By one vote, the federal appeals court in New Orleans refused to reconsider a request by BP plc and Anadarko Petroleum Corp. about whether they may avoid Clean Water Act (CWA) penalties for the Macondo well blowout because of a contractor’s failed equipment.

The U.S. Court of Appeals for the Fifth Circuit upheld by a 7-6 vote a ruling issued last June by a three-judge circuit panel (see Daily GPI, June 5, 2014). BP owned and operated Macondo with a 65% stake with partners Anadarko (25%) and Japan’s Mitsui Ltd. (10%). The defendants have argued that liability for the oil spill should be shifted to Transocean Ltd., owner/operator of the Deepwater Horizon drilling rig and the blowout preventer (BOP) that failed.

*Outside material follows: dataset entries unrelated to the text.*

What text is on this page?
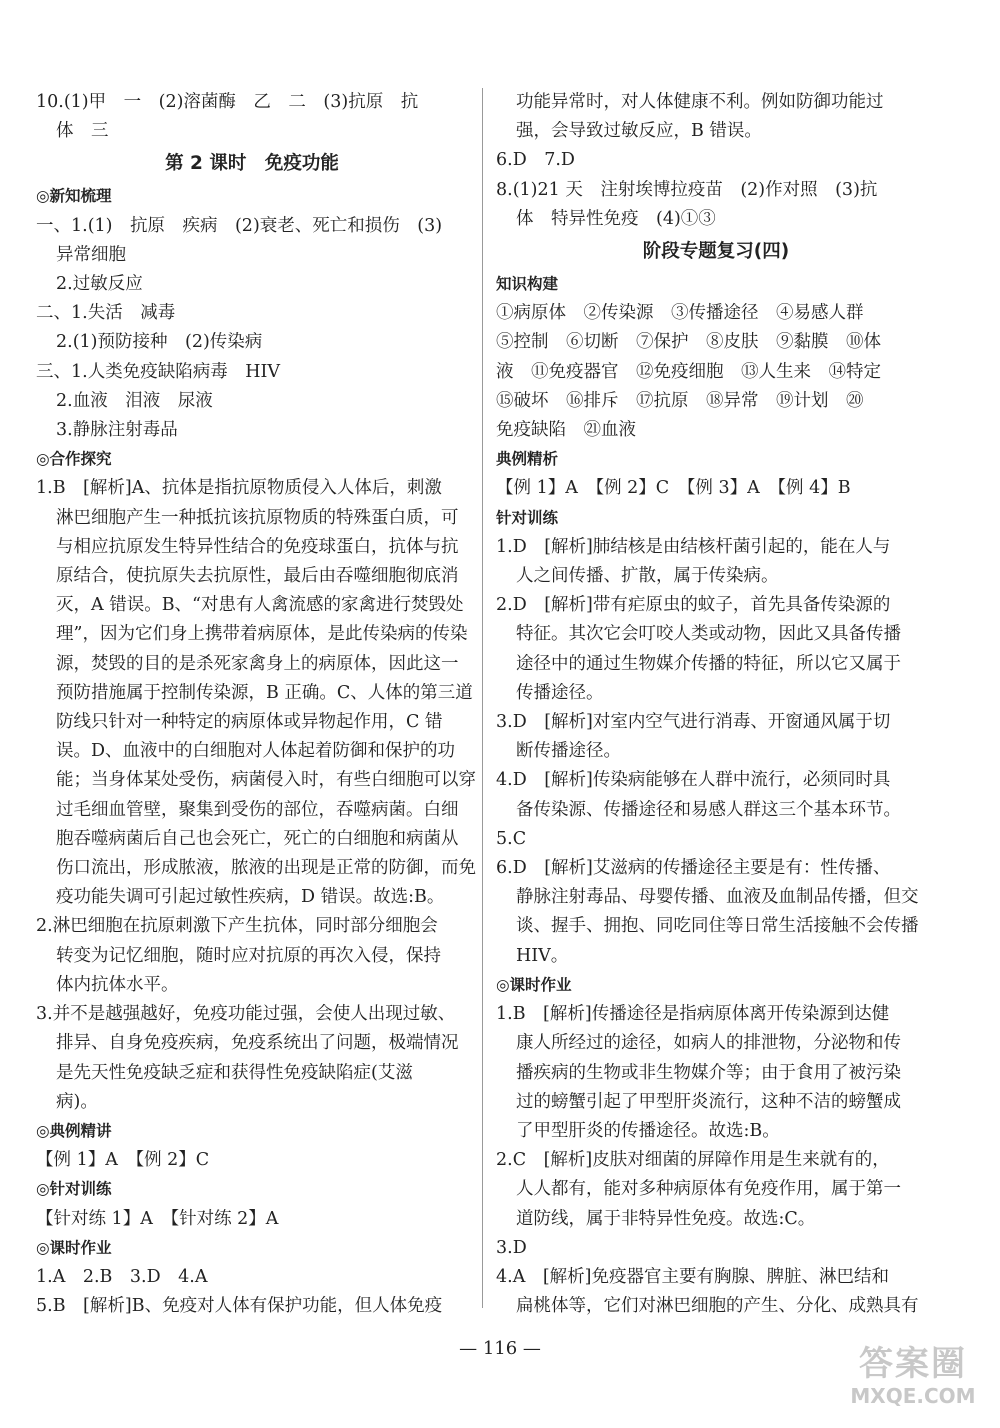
10.(1)甲　一　(2)溶菌酶　乙　二　(3)抗原　抗
体　三
第 2 课时　免疫功能
◎新知梳理
一、1.(1)　抗原　疾病　(2)衰老、死亡和损伤　(3)
异常细胞
2.过敏反应
二、1.失活　减毒
2.(1)预防接种　(2)传染病
三、1.人类免疫缺陷病毒　HIV
2.血液　泪液　尿液
3.静脉注射毒品
◎合作探究
1.B　[解析]A、抗体是指抗原物质侵入人体后，刺激
淋巴细胞产生一种抵抗该抗原物质的特殊蛋白质，可
与相应抗原发生特异性结合的免疫球蛋白，抗体与抗
原结合，使抗原失去抗原性，最后由吞噬细胞彻底消
灭，A 错误。B、“对患有人禽流感的家禽进行焚毁处
理”，因为它们身上携带着病原体，是此传染病的传染
源，焚毁的目的是杀死家禽身上的病原体，因此这一
预防措施属于控制传染源，B 正确。C、人体的第三道
防线只针对一种特定的病原体或异物起作用，C 错
误。D、血液中的白细胞对人体起着防御和保护的功
能；当身体某处受伤，病菌侵入时，有些白细胞可以穿
过毛细血管壁，聚集到受伤的部位，吞噬病菌。白细
胞吞噬病菌后自己也会死亡，死亡的白细胞和病菌从
伤口流出，形成脓液，脓液的出现是正常的防御，而免
疫功能失调可引起过敏性疾病，D 错误。故选:B。
2.淋巴细胞在抗原刺激下产生抗体，同时部分细胞会
转变为记忆细胞，随时应对抗原的再次入侵，保持
体内抗体水平。
3.并不是越强越好，免疫功能过强，会使人出现过敏、
排异、自身免疫疾病，免疫系统出了问题，极端情况
是先天性免疫缺乏症和获得性免疫缺陷症(艾滋
病)。
◎典例精讲
【例 1】A　【例 2】C
◎针对训练
【针对练 1】A　【针对练 2】A
◎课时作业
1.A　2.B　3.D　4.A
5.B　[解析]B、免疫对人体有保护功能，但人体免疫
功能异常时，对人体健康不利。例如防御功能过
强，会导致过敏反应，B 错误。
6.D　7.D
8.(1)21 天　注射埃博拉疫苗　(2)作对照　(3)抗
体　特异性免疫　(4)①③
阶段专题复习(四)
知识构建
①病原体　②传染源　③传播途径　④易感人群
⑤控制　⑥切断　⑦保护　⑧皮肤　⑨黏膜　⑩体
液　⑪免疫器官　⑫免疫细胞　⑬人生来　⑭特定
⑮破坏　⑯排斥　⑰抗原　⑱异常　⑲计划　⑳
免疫缺陷　㉑血液
典例精析
【例 1】A　【例 2】C　【例 3】A　【例 4】B
针对训练
1.D　[解析]肺结核是由结核杆菌引起的，能在人与
人之间传播、扩散，属于传染病。
2.D　[解析]带有疟原虫的蚊子，首先具备传染源的
特征。其次它会叮咬人类或动物，因此又具备传播
途径中的通过生物媒介传播的特征，所以它又属于
传播途径。
3.D　[解析]对室内空气进行消毒、开窗通风属于切
断传播途径。
4.D　[解析]传染病能够在人群中流行，必须同时具
备传染源、传播途径和易感人群这三个基本环节。
5.C
6.D　[解析]艾滋病的传播途径主要是有：性传播、
静脉注射毒品、母婴传播、血液及血制品传播，但交
谈、握手、拥抱、同吃同住等日常生活接触不会传播
HIV。
◎课时作业
1.B　[解析]传播途径是指病原体离开传染源到达健
康人所经过的途径，如病人的排泄物，分泌物和传
播疾病的生物或非生物媒介等；由于食用了被污染
过的螃蟹引起了甲型肝炎流行，这种不洁的螃蟹成
了甲型肝炎的传播途径。故选:B。
2.C　[解析]皮肤对细菌的屏障作用是生来就有的，
人人都有，能对多种病原体有免疫作用，属于第一
道防线，属于非特异性免疫。故选:C。
3.D
4.A　[解析]免疫器官主要有胸腺、脾脏、淋巴结和
扁桃体等，它们对淋巴细胞的产生、分化、成熟具有
— 116 —	答案圈
MXQE.COM
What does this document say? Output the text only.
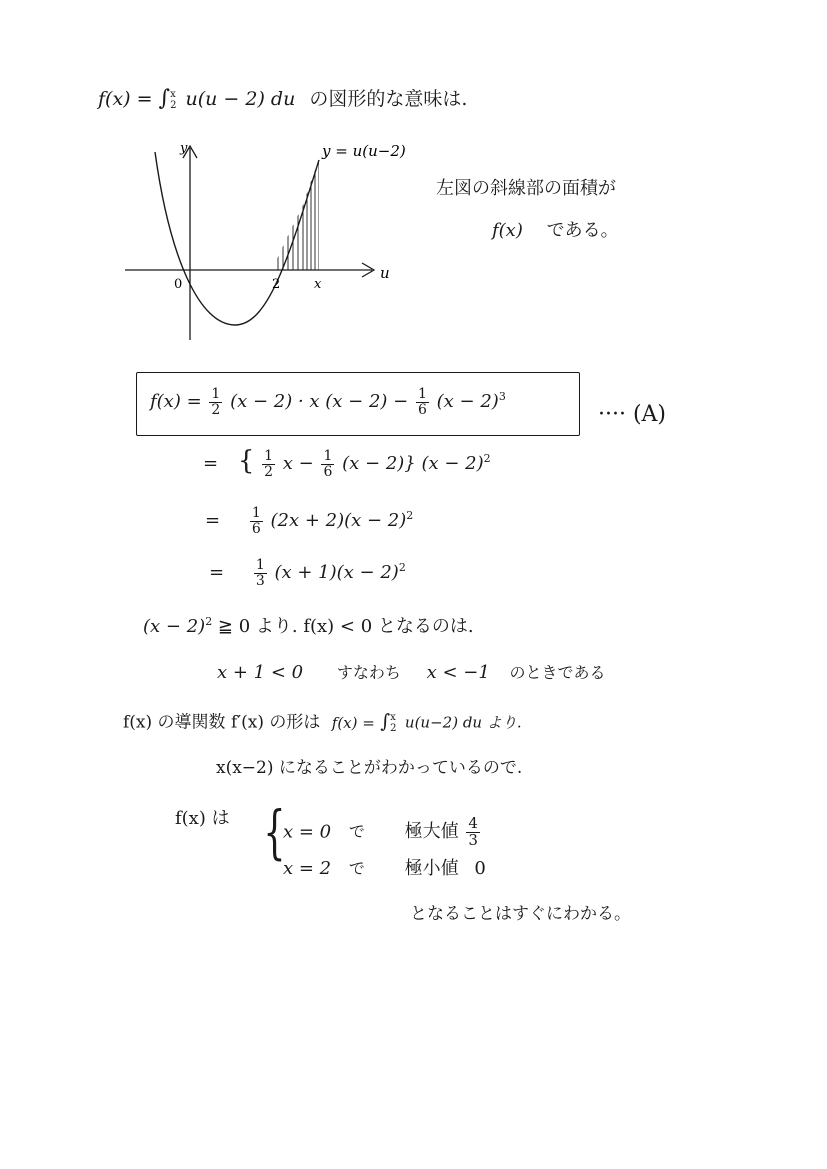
f(x) = ∫ x
2 u(u − 2) du の図形的な意味は.
y	y = u(u−2)
u
0	2	x
左図の斜線部の面積が
f(x) である。
$f(x) = \frac{1}{2} (x - 2) \cdot x$ $(x - 2) - \frac{1}{6} (x - 2)^3$
···· (A)
= { $\frac{1}{2}$ $x - \frac{1}{6} (x - 2)$} $(x - 2)^2$
= $\frac{1}{6} (2x + 2)(x - 2)^2$
= $\frac{1}{3} (x + 1)(x - 2)^2$
$(x - 2)^2$ ≧ 0 より. f(x) < 0 となるのは.
x + 1 < 0 すなわち x < −1 のときである
f(x) の導関数 f′(x) の形は f(x) = ∫ x
2 u(u−2) du より.
x(x−2) になることがわかっているので.
f(x) は {
x = 0 で 極大値 $\frac{4}{3}$
x = 2 で 極小値 0
となることはすぐにわかる。
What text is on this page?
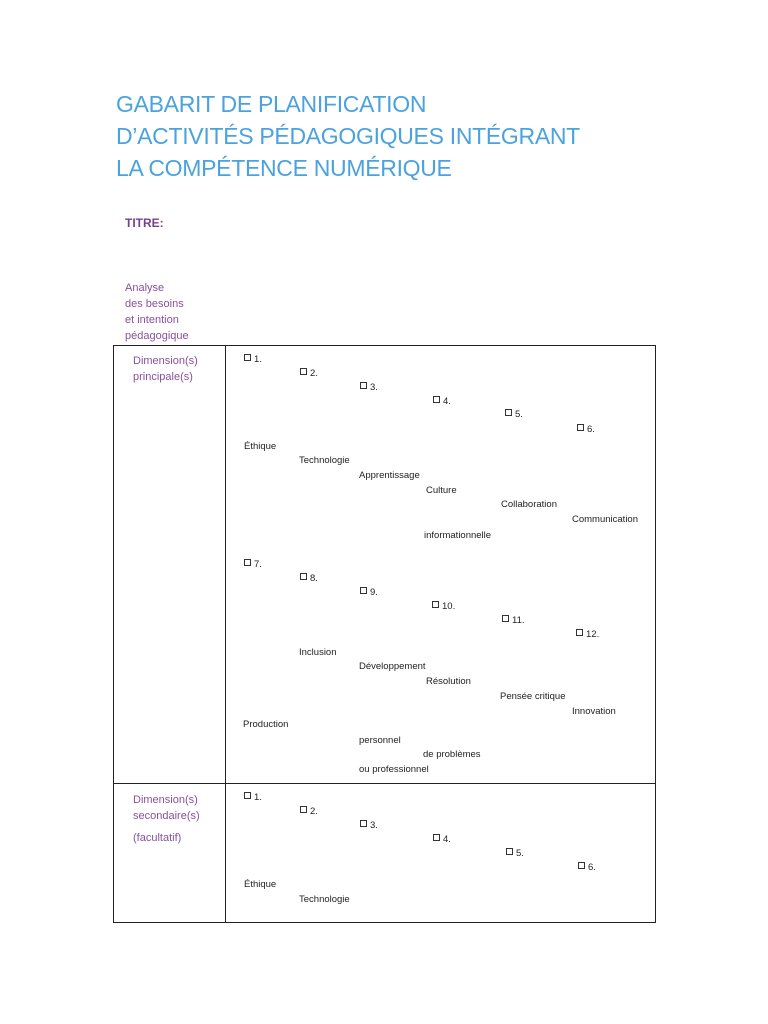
GABARIT DE PLANIFICATION
D’ACTIVITÉS PÉDAGOGIQUES INTÉGRANT
LA COMPÉTENCE NUMÉRIQUE
TITRE:
Analyse
des besoins
et intention
pédagogique
Dimension(s)
principale(s)
1.
2.
3.
4.
5.
6.
Éthique
Technologie
Apprentissage
Culture
Collaboration
Communication
informationnelle
7.
8.
9.
10.
11.
12.
Inclusion
Développement
Résolution
Pensée critique
Innovation
Production
personnel
de problèmes
ou professionnel
Dimension(s)
secondaire(s)
(facultatif)
1.
2.
3.
4.
5.
6.
Éthique
Technologie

A trial is set to begin later this month to determine CWA penalties before U.S. District Judge Carl Barbier. Last year he ruled that BP acted with gross negligence in the Macondo tragedy, which killed 11 men. Barbier’s original ruling regarding liability under the CWA was issued in early 2012 (see Daily GPI, Feb. 24, 2012). The ruling may lead to billions in penalties for the Macondo owners under CWA mandates. Other factors that would be used to determine the federal penalties would include how much oil may have leaked into the Gulf of Mexico (GOM) before the well was capped four months after the explosion.

The three-judge circuit panel last June had concluded that the Macondo well fit the definition under the CWA as a facility “from which oil or a hazardous substance is discharged.” The court at that time also said it was “immaterial” as to whether oil had flowed through other parts of a vessel before entering the GOM.

Writing for the six judges in dissent, Fifth Circuit Judge Edith Brown Clement argued that there was an issue with liability because oil had moved through the failed BOP and riser before entering the GOM.

In its dissent of the en banc ruling issued last Friday, Clement said denying a review leaves the liability precedent under the CWA unclear. “The panel opinion’s ‘controlled confinement’ test does not follow from the text of the CWA. Compounding this, the panel’s supplementary opinion conflicts with the panel opinion,” which is “no abstruse, metaphysical distinction.”